That's really interesting that that makes a difference in power usage.
Yes, the difference surprised me too. It's repeatable though. Very similarly, 64 single-threaded tasks pull =297 W, 32 dual-threaded tasks ≈335 W.
Looking it up it seems PrimeGrid takes much longer when multithreading as long as the task fits in L3 cache. The difference only disappears once L3 cache is saturated.
Correct; multithreaded LLR decreases throughput, and throughput-per-Watt compared to single-threaded LLR, as long as there is enough cache.
So maybe you can toy with bigger FFT sizes? Seems there is no job that could saturated the L3 cache in Zen 2 though?
Rome is a cluster of 4c/ 8t/ 16MB L3$ core complexes, of course. It will be interesting to see how it fares once individual tasks exceed the size of one complex.
A highly threaded application which makes good use of AVX2 vector hardware is Folding@home's FahCore_a7. This application is based on Gromax.
It has already been seen to show mediocre to poor performance on Naples and Rome, compared with dual-processor Broadwell-EP. Spanning a single FahCore_a7 process across all hardware threads of both sockets works extremely well with this application on BDW-EP. I am in the process to try different FahCore_a7 runs on Rome,
but first impressions show what I already heard from Mark: It's not running as well on Epyc as it does on Intel based servers.
(Edit: Folding@home performance is impossible to measure currently, due to extreme variations of TPF and PPD between work units.)
(Edit 2: Folding@home performance during the last several hours appeared comparable on dual-Rome and dual-Broadwell-EP, and more energy-efficient on dual-Rome; but it is not feasible to really measure this for now.)
(Edit 3: I am still not up to the difficult task to properly measure FahCore_a7 performance. But from what I have seen so far, per-core per-clock performance of Rome should easily match but more probably exceed BDW-EP's in this one, and scaling over all threads and both sockets works just as well as on my dual BDW-EP computers. Meaning, total FahCore_a7 performance on the dual EPYC is considerably higher because of its higher core count combined with very good scaling of this application, all the while the dual 32c EPYC draws only about as much power as a dual 14c BDW-EP.)
Did you check the during the AVX2/FMA3 load test the CPU's frequency and CPUpwm temperature sensor?
Alas not. With 64 single-threaded SGS-LLR jobs, the core clocks were around 2.4 GHz. I did not check temperatures.
At the moment, I have a single 128-threaded FahCore_a7 process running (avx_256 enabled, load average is indeed ≈128). Core clocks, from a single observation, are 2.47...2.82 GHz with a median of 2.49 GHz. Temperatures are
- 25 °C ambient at the air intake,
- 52 °C and 49 °C at the CPUs (no doubt because I applied thermal paste somewhat inconsistently),
- 50...69 °C at VRMs.
The BMC is showing 100 °C as critical VRM temperature threshold, and 105 °C as nonrecoverable VRM temperature threshold.

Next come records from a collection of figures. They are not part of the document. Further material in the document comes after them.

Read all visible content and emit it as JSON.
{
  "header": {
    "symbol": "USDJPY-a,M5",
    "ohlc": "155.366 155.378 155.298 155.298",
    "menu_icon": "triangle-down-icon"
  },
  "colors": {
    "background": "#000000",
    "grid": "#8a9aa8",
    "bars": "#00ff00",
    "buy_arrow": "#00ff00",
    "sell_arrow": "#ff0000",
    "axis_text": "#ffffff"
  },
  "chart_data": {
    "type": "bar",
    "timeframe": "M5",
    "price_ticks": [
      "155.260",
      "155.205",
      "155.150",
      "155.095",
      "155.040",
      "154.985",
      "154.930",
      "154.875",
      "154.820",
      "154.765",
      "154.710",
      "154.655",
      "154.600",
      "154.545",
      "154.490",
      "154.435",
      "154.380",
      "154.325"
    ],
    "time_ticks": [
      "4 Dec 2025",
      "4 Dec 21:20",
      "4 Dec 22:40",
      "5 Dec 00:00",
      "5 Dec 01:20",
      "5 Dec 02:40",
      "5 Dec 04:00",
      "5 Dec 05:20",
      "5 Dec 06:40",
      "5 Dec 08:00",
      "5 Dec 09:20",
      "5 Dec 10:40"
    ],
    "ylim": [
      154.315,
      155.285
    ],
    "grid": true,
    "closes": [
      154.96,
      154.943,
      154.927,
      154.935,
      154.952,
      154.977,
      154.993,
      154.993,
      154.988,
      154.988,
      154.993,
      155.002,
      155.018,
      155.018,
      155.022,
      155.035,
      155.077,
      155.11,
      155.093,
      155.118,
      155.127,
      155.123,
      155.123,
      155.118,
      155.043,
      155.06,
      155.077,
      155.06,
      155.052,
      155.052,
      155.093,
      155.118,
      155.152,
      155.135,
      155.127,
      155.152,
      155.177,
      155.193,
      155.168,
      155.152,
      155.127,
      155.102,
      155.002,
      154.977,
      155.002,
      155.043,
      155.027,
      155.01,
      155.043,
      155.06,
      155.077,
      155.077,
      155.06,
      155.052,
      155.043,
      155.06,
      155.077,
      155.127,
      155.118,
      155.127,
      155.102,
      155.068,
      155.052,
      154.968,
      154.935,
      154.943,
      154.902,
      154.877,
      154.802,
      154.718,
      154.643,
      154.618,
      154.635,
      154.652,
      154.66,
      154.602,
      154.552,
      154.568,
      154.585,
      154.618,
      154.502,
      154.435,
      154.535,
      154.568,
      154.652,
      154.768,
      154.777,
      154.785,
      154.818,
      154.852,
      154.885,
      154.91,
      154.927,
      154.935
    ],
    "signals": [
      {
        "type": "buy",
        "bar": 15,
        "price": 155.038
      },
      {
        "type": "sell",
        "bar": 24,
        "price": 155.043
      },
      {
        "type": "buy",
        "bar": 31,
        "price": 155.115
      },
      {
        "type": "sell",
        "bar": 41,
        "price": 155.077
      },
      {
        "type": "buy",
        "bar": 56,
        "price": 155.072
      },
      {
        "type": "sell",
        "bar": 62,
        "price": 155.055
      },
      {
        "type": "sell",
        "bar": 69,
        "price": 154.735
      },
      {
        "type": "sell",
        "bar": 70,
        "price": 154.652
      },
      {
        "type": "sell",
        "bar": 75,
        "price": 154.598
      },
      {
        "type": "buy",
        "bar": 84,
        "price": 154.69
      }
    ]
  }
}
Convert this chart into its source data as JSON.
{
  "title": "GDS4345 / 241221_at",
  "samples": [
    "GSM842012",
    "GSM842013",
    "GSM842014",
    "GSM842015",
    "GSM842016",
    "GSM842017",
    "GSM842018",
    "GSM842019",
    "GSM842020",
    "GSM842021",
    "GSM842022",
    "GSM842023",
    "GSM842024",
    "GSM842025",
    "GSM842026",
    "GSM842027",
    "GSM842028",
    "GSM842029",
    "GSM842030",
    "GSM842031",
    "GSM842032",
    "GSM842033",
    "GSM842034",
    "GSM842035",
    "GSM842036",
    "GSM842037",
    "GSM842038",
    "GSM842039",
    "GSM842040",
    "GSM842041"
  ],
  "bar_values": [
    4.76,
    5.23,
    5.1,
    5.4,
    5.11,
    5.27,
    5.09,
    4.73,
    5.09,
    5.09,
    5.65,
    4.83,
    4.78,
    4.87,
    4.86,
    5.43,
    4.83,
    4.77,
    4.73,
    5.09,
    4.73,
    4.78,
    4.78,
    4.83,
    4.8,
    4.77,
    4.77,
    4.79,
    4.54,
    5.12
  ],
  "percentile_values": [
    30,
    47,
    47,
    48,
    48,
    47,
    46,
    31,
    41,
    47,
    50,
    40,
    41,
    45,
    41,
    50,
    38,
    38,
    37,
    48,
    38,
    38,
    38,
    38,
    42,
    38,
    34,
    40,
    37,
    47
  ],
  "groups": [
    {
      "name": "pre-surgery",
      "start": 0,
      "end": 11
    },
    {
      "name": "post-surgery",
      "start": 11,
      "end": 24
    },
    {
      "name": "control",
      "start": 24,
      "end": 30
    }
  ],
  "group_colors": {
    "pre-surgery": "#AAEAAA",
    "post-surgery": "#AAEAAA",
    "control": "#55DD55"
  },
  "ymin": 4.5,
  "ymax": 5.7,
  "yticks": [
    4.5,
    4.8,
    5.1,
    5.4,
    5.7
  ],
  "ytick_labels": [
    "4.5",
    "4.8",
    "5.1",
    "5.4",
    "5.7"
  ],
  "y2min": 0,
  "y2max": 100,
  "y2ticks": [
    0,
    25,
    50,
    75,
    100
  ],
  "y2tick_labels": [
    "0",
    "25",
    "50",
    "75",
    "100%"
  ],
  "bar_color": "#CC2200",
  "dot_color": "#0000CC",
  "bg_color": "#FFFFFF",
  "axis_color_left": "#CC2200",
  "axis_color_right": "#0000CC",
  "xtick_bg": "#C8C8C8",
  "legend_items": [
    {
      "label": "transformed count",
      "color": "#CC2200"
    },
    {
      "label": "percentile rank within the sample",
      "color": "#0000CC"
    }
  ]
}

I'd would like to know the same results but setting cTDP to 180watts in BIOS, if you have spare time and want to dedicate the time.
In May, TeAm AnandTech will be taking part in the BOINC Pentathlon. This will probably be the moment for me to try a higher cTDP. ;
-)
Do you intend to dedicate it to distributed computing applications, BOINC, Folding..?
Not exclusively, but so far I presume that this computer will spend more time at the Distributed Computing hobby than at work.